"Impitoyable" marque les adieux de Clint Eastwood au western. Un chef d’œuvre qui le consacre en tant qu’auteur et lui permet de faire son premier triomphe aux Oscars. Pourtant, le cinéaste et comédien a bien failli voir ce projet qu’il affectionne énormément lui échapper.
Impitoyable : l’ultime western de Clint Eastwood
Dédié à Sergio Leone et Don Siegel, qui l’ont notamment dirigé dans Pour une poignée de dollars et Les Proies, Impitoyable marque les adieux de Clint Eastwood au genre qui l’a révélé. Un western où "les bons ne sont pas complètement bons et les méchants pas complètement méchants", comme aime le dire le réalisateur de Million Dollar Baby.
Cette ambiguïté passe avant tout par le personnage de William Munny, incarné par Clint Eastwood en personne. Connu pour ses méfaits d’une cruauté sans nom, cet ancien tueur affirme avoir changé grâce à sa défunte épouse et élève leurs deux enfants dans un paysage isolé. Lorsque le Schofield Kid, un jeune homme qui se revendique comme un as de la gâchette, vient toquer à sa porte pour lui proposer de tuer deux cow-boys ayant tailladé une prostituée, Munny refuse dans un premier temps.
Mais voyant sa porcherie faire faillite, l’assassin repenti finit par accepter et propose à son ancien partenaire Ned Logan (Morgan Freeman) de l’accompagner. Débute un voyage vers la ville de Big Whiskey, dans le Wyoming, où le shérif Little Bill Daggett (Gene Hackman) fait régner la loi avec sadisme.
Sorti en 1992, Impitoyable est centré sur un protagoniste incapable de trouver la paix, hanté par des péchés sur lesquels il refuse de s’épancher. Face à lui se dressent des individus qui tentent de façonner leur propre légende en se vantant d’être de redoutables tueurs, et pensent être dans leur droit en commettant des horreurs. Des personnages complexes qui collent parfaitement à l’univers de sa tête d’affiche. Le cinéaste reviendra par la suite à des thématiques similaires avec Mystic River, Mémoires de nos pères ou encore Gran Torino.
Un parrain du septième art déjà sur le coup
Pourtant, Clint Eastwood a bien failli ne jamais pouvoir mettre en scène Impitoyable. Au début des années 80, David Webb Peoples, connu pour avoir travaillé sur Blade Runner, signe un scénario qui circule sous les noms de The Cut-Whore Killings et The William Munny Killings. Le script parvient jusqu’à Malpaso, la société de production du réalisateur et acteur. Mais elle le refuse, comme il le raconte :
Impitoyable, alias The William Munny Killings, avait été rejeté par la scripte, une femme qui travaillait pour moi, qui estimait qu’il était terriblement violent et n’avait aucune qualité. Environ un an plus tard, quelqu’un d’autre m’a suggéré de regarder le scénario pour son auteur, David Peoples. Le script n’était pas disponible, mais son auteur était très bien considéré. En le lisant, je l’ai trouvé incroyable. J’ignorais que ma société de production l’avait déjà refusé.
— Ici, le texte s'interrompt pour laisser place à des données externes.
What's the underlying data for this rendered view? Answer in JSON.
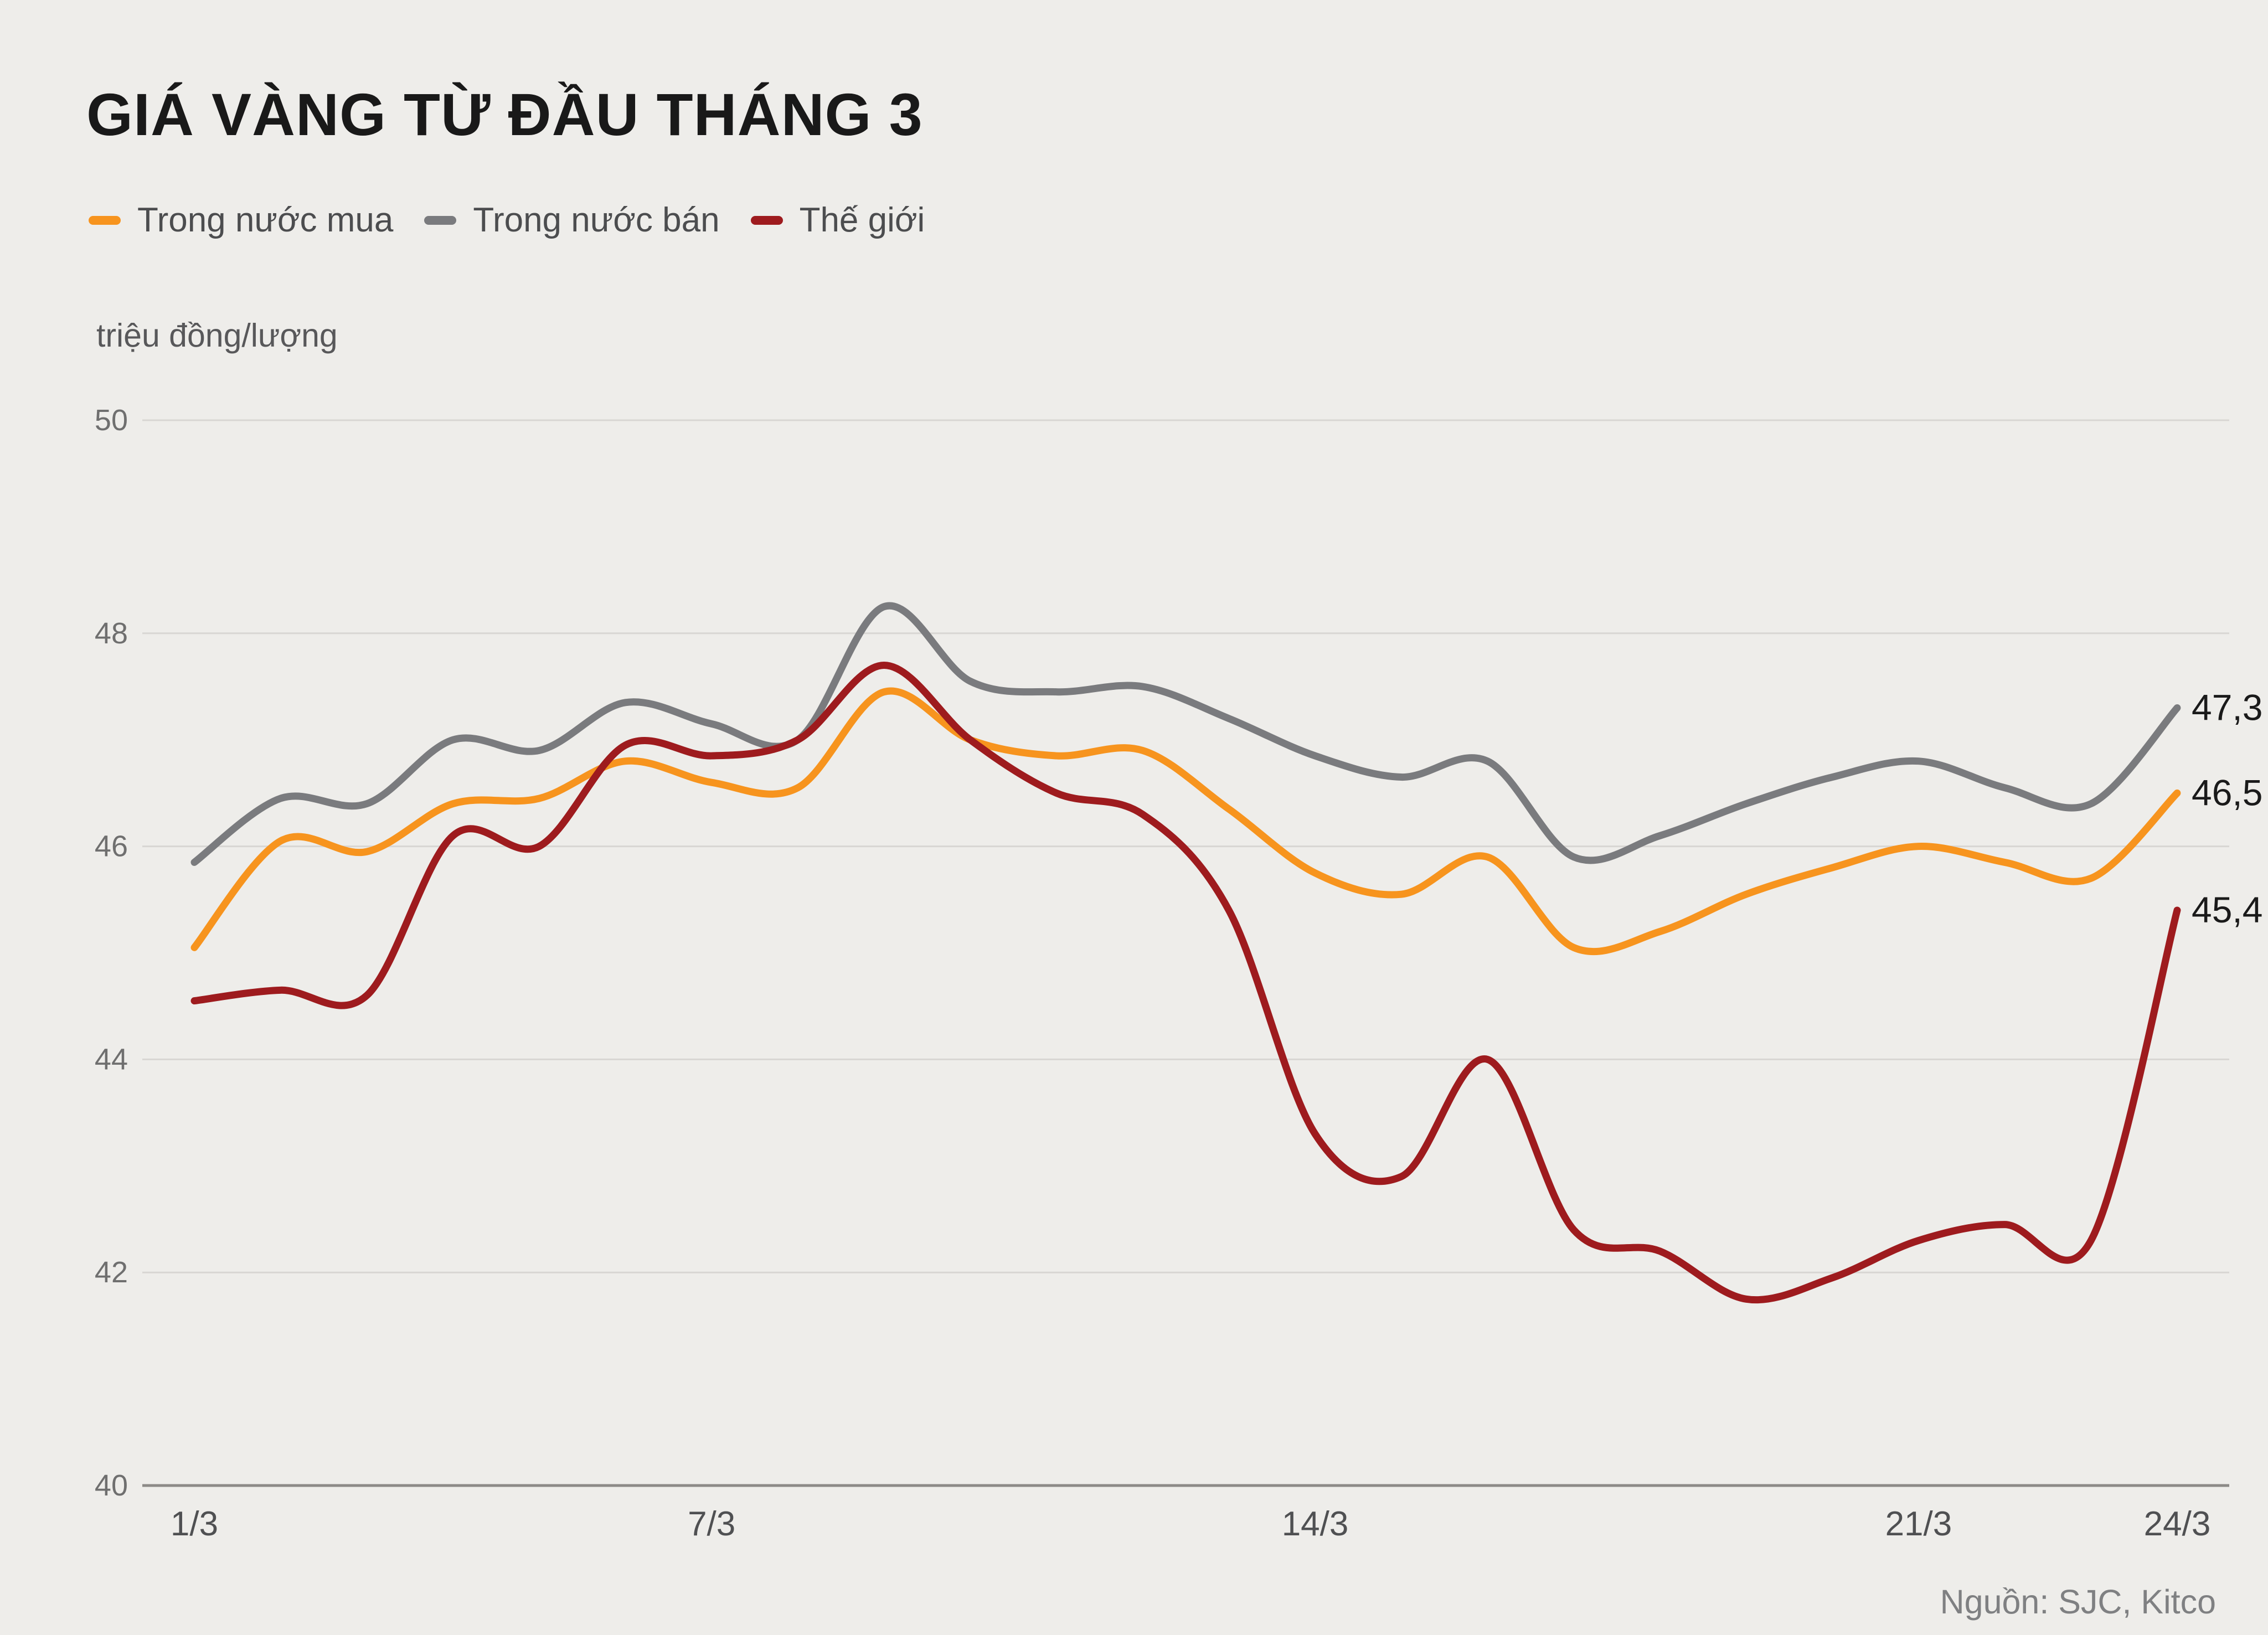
{
  "title": "GIÁ VÀNG TỪ ĐẦU THÁNG 3",
  "unit_label": "triệu đồng/lượng",
  "source": "Nguồn: SJC, Kitco",
  "colors": {
    "background": "#eeedea",
    "grid": "#d8d6d3",
    "axis": "#8c8a87",
    "tick_text": "#6f6f6f",
    "x_tick_text": "#4f5052",
    "end_label_text": "#1a1a1a"
  },
  "legend": [
    {
      "label": "Trong nước mua",
      "color": "#f7941e"
    },
    {
      "label": "Trong nước bán",
      "color": "#7a7b7e"
    },
    {
      "label": "Thế giới",
      "color": "#9e1b1e"
    }
  ],
  "end_labels": [
    {
      "text": "47,3",
      "value": 47.3,
      "series": "Trong nước bán"
    },
    {
      "text": "46,5",
      "value": 46.5,
      "series": "Trong nước mua"
    },
    {
      "text": "45,4",
      "value": 45.4,
      "series": "Thế giới"
    }
  ],
  "chart_data": {
    "type": "line",
    "title": "GIÁ VÀNG TỪ ĐẦU THÁNG 3",
    "ylabel": "triệu đồng/lượng",
    "x": [
      1,
      2,
      3,
      4,
      5,
      6,
      7,
      8,
      9,
      10,
      11,
      12,
      13,
      14,
      15,
      16,
      17,
      18,
      19,
      20,
      21,
      22,
      23,
      24
    ],
    "xlim": [
      1,
      24
    ],
    "ylim": [
      40,
      50
    ],
    "y_ticks": [
      40,
      42,
      44,
      46,
      48,
      50
    ],
    "x_ticks": [
      {
        "x": 1,
        "label": "1/3"
      },
      {
        "x": 7,
        "label": "7/3"
      },
      {
        "x": 14,
        "label": "14/3"
      },
      {
        "x": 21,
        "label": "21/3"
      },
      {
        "x": 24,
        "label": "24/3"
      }
    ],
    "grid": true,
    "legend_position": "top-left",
    "series": [
      {
        "name": "Trong nước mua",
        "color": "#f7941e",
        "values": [
          45.05,
          46.05,
          45.95,
          46.4,
          46.45,
          46.8,
          46.6,
          46.55,
          47.45,
          47.0,
          46.85,
          46.9,
          46.35,
          45.75,
          45.55,
          45.9,
          45.05,
          45.2,
          45.55,
          45.8,
          46.0,
          45.85,
          45.7,
          46.5
        ]
      },
      {
        "name": "Trong nước bán",
        "color": "#7a7b7e",
        "values": [
          45.85,
          46.45,
          46.4,
          47.0,
          46.9,
          47.35,
          47.15,
          47.0,
          48.25,
          47.55,
          47.45,
          47.5,
          47.2,
          46.85,
          46.65,
          46.8,
          45.9,
          46.1,
          46.4,
          46.65,
          46.8,
          46.55,
          46.4,
          47.3
        ]
      },
      {
        "name": "Thế giới",
        "color": "#9e1b1e",
        "values": [
          44.55,
          44.65,
          44.6,
          46.1,
          46.0,
          46.95,
          46.85,
          47.0,
          47.7,
          47.0,
          46.5,
          46.3,
          45.4,
          43.3,
          42.9,
          44.0,
          42.4,
          42.2,
          41.75,
          41.95,
          42.3,
          42.45,
          42.3,
          45.4
        ]
      }
    ]
  }
}
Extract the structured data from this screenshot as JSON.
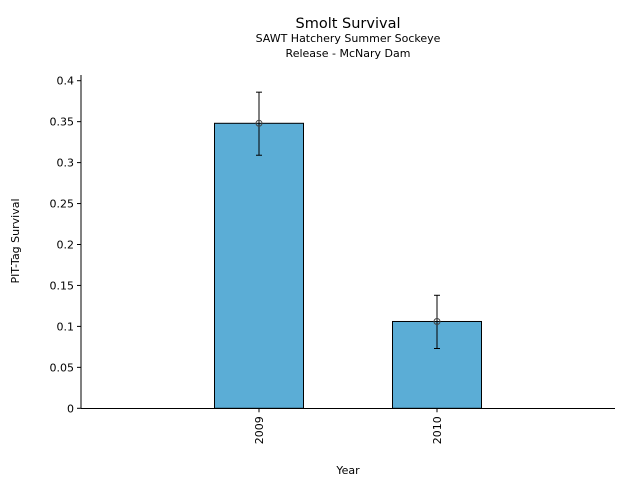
{
  "chart_data": {
    "type": "bar",
    "title": "Smolt Survival",
    "subtitle_lines": [
      "SAWT Hatchery Summer Sockeye",
      "Release - McNary Dam"
    ],
    "xlabel": "Year",
    "ylabel": "PIT-Tag Survival",
    "categories": [
      "2009",
      "2010"
    ],
    "values": [
      0.348,
      0.106
    ],
    "error_low": [
      0.309,
      0.073
    ],
    "error_high": [
      0.386,
      0.138
    ],
    "ylim": [
      0,
      0.406
    ],
    "yticks": [
      0,
      0.05,
      0.1,
      0.15,
      0.2,
      0.25,
      0.3,
      0.35,
      0.4
    ],
    "ytick_labels": [
      "0",
      "0.05",
      "0.1",
      "0.15",
      "0.2",
      "0.25",
      "0.3",
      "0.35",
      "0.4"
    ],
    "grid": false,
    "legend": "none",
    "bar_color": "#5badd6"
  }
}
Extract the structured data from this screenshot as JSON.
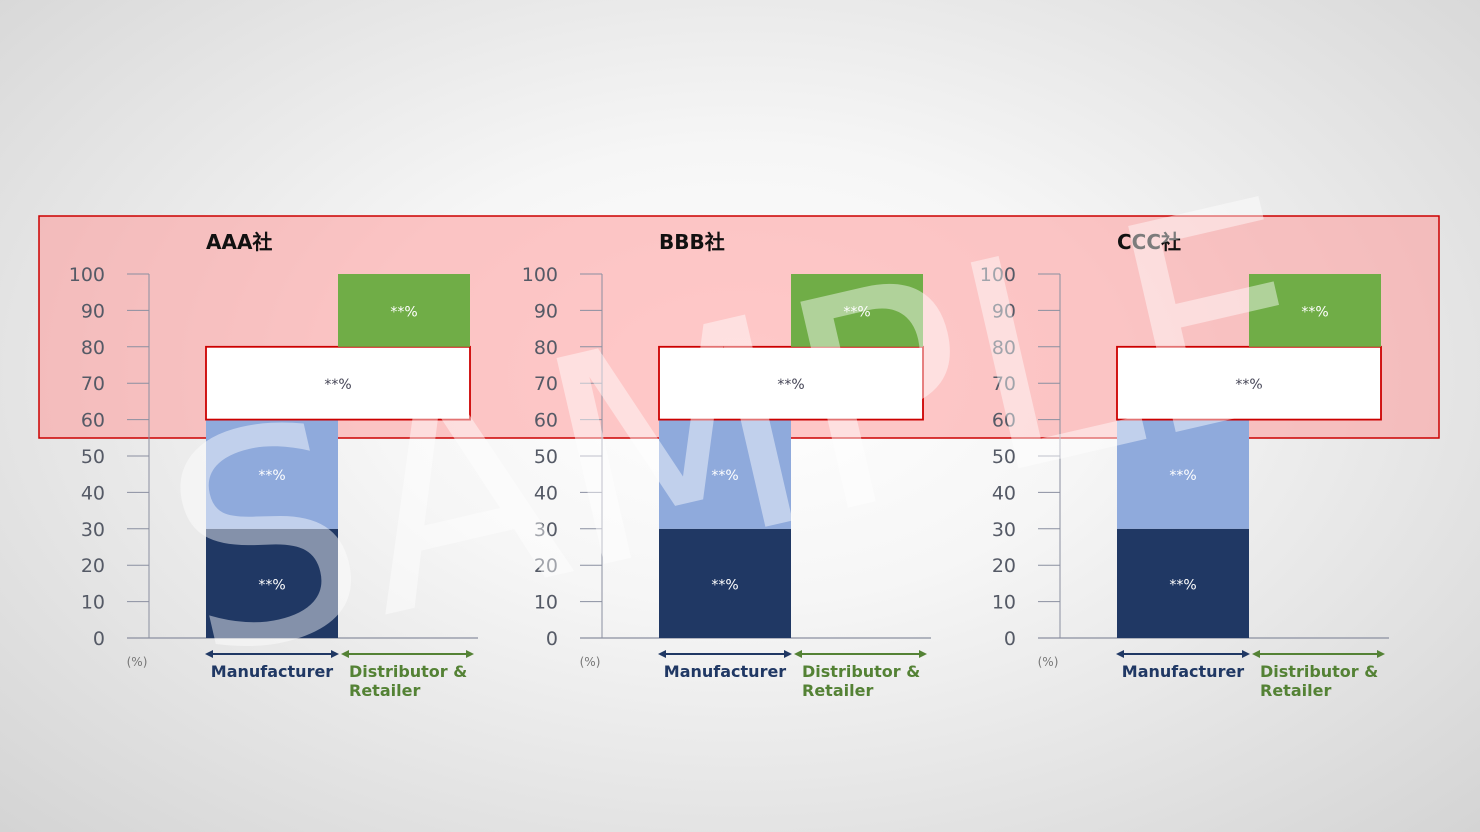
{
  "colors": {
    "manufacturer_dark": "#203864",
    "manufacturer_light": "#8faadc",
    "distributor": "#70ad47",
    "highlight_border": "#cc0000",
    "highlight_fill": "#ff9a9a",
    "axis": "#8a8fa0"
  },
  "watermark": "SAMPLE",
  "chart_data": [
    {
      "type": "bar",
      "title": "AAA社",
      "unit_label": "(%)",
      "ylim": [
        0,
        100
      ],
      "yticks": [
        "0",
        "10",
        "20",
        "30",
        "40",
        "50",
        "60",
        "70",
        "80",
        "90",
        "100"
      ],
      "categories": [
        "Manufacturer",
        "Distributor & Retailer"
      ],
      "category_lines": [
        [
          "Manufacturer"
        ],
        [
          "Distributor &",
          "Retailer"
        ]
      ],
      "segments": [
        {
          "name": "manufacturer-base",
          "from": 0,
          "to": 30,
          "label": "**%",
          "span": "manufacturer",
          "color": "manufacturer_dark"
        },
        {
          "name": "manufacturer-upper",
          "from": 30,
          "to": 60,
          "label": "**%",
          "span": "manufacturer",
          "color": "manufacturer_light"
        },
        {
          "name": "shared",
          "from": 60,
          "to": 80,
          "label": "**%",
          "span": "both",
          "color": "white"
        },
        {
          "name": "distributor",
          "from": 80,
          "to": 100,
          "label": "**%",
          "span": "distributor",
          "color": "distributor"
        }
      ]
    },
    {
      "type": "bar",
      "title": "BBB社",
      "unit_label": "(%)",
      "ylim": [
        0,
        100
      ],
      "yticks": [
        "0",
        "10",
        "20",
        "30",
        "40",
        "50",
        "60",
        "70",
        "80",
        "90",
        "100"
      ],
      "categories": [
        "Manufacturer",
        "Distributor & Retailer"
      ],
      "category_lines": [
        [
          "Manufacturer"
        ],
        [
          "Distributor &",
          "Retailer"
        ]
      ],
      "segments": [
        {
          "name": "manufacturer-base",
          "from": 0,
          "to": 30,
          "label": "**%",
          "span": "manufacturer",
          "color": "manufacturer_dark"
        },
        {
          "name": "manufacturer-upper",
          "from": 30,
          "to": 60,
          "label": "**%",
          "span": "manufacturer",
          "color": "manufacturer_light"
        },
        {
          "name": "shared",
          "from": 60,
          "to": 80,
          "label": "**%",
          "span": "both",
          "color": "white"
        },
        {
          "name": "distributor",
          "from": 80,
          "to": 100,
          "label": "**%",
          "span": "distributor",
          "color": "distributor"
        }
      ]
    },
    {
      "type": "bar",
      "title": "CCC社",
      "unit_label": "(%)",
      "ylim": [
        0,
        100
      ],
      "yticks": [
        "0",
        "10",
        "20",
        "30",
        "40",
        "50",
        "60",
        "70",
        "80",
        "90",
        "100"
      ],
      "categories": [
        "Manufacturer",
        "Distributor & Retailer"
      ],
      "category_lines": [
        [
          "Manufacturer"
        ],
        [
          "Distributor &",
          "Retailer"
        ]
      ],
      "segments": [
        {
          "name": "manufacturer-base",
          "from": 0,
          "to": 30,
          "label": "**%",
          "span": "manufacturer",
          "color": "manufacturer_dark"
        },
        {
          "name": "manufacturer-upper",
          "from": 30,
          "to": 60,
          "label": "**%",
          "span": "manufacturer",
          "color": "manufacturer_light"
        },
        {
          "name": "shared",
          "from": 60,
          "to": 80,
          "label": "**%",
          "span": "both",
          "color": "white"
        },
        {
          "name": "distributor",
          "from": 80,
          "to": 100,
          "label": "**%",
          "span": "distributor",
          "color": "distributor"
        }
      ]
    }
  ]
}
Quand Clint Eastwood découvre le scénario de son futur long-métrage, Francis Ford Coppola a posé une option dessus. Deux jours seulement après l’expiration de cette dernière, il en prend une à son tour, désireux de ne pas voir ce projet extrêmement prometteur lui passer sous le nez.
Un résultat qui valait bien une longue attente
Tenant le script entre ses mains en 1983, le cinéaste préfère attendre avant de se lancer dans la réalisation d’Impitoyable. Il estime ne pas être suffisamment âgé pour prêter ses traits à William Munny. En 1992, Clint Eastwood a 62 ans lorsque le film sort, tandis que son personnage approche de la quarantaine dans le scénario. Il s’agit d’ailleurs de l’un des rares écarts au travail de David Webb Peoples.
Conscient du potentiel de ce projet, l’interprète de l’inspecteur Harry le garde donc au chaud pendant plusieurs années, et travaille sur des œuvres mémorables comme Pale Rider, le cavalier solitaire, Chasseur blanc, cœur noir ou Bird. Il aurait d’ailleurs assuré à l’historien du cinéma Richard Schickel :
C’était quelque chose que je pouvais thésauriser et garder, un peu à la manière d’une jolie petite montre en or. (…) C’est comme lorsqu’on a quelque chose de bon dans son assiette et qu’on se dit : ‘Je le mangerai en dernier’.
Clint Eastwood voit juste. Impitoyable fait un triomphe et le consacre enfin comme un auteur. Le long-métrage est récompensé par quatre Oscars : Meilleur film, Meilleur réalisateur, Meilleur montage et Meilleur acteur dans un second rôle pour Gene Hackman.